Turning The LePage
Paul LePage, Maine’s Republican candidate for governor, had a bad day when confronted by reporters on Monday about his wife’s tax filings.
It seems his wife illegally received permanent-resident tax exemptions in two states – Florida and Maine – and the press wanted to ascertain the facts.
Mr. LePage responded to their questions angrily. In the course of just a few seconds, he said:
“We’ve answered that.”
“We’ve answered that last week, it’s done.”
“If you guys want do the Enquirer I’m not playing. Goodbye.”
At that point, Mr. LePage turned around and left (but continued to answer questions on the way out).

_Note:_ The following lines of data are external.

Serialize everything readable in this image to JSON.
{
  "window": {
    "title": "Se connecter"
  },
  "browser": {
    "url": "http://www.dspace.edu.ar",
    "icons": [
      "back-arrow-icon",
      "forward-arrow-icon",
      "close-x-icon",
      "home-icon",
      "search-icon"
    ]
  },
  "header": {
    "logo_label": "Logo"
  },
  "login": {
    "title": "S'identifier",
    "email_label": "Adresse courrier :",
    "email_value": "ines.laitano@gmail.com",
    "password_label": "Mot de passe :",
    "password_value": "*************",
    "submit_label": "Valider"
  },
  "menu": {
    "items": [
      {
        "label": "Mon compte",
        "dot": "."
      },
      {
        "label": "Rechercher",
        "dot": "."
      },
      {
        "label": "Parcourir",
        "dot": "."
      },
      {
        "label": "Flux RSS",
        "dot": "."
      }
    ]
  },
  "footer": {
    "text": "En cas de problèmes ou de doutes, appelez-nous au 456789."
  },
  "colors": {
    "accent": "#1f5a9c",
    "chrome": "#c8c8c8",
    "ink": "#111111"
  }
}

By so visibly bristling at the press, Mr. LePage gave credence to the very charges he was hoping to discredit, since the public often takes a defensive response as an admission of guilt.
But Mr. LePage wasn’t done. Later in the day, he was asked whether his children had qualified undeservedly for in-state tuition at a Florida college. The video speaks for itself:
Later in the day, Mr. LePage admitted his wife had simply forgotten they were already getting a homestead exemption when she filed for a second one in Florida. Imagine if, instead of getting defensive, Mr. LePage had openly and calmly explained the innocent error to the press and promised to take immediate steps to correct it? It would have reduced the damage to a one- or two-day local story instead of becoming a much larger national embarrassment.
Here’s the bottom line: When facing a “scandal,” little is more important than the spokesperson’s tone. A spokesperson who reacts openly without even a hint of defensiveness is much more likely to keep a small controversy small. But a spokesperson who becomes easily inflamed will do nothing but fan the scandal’s flames until they spread virally throughout the Internet like wildfire.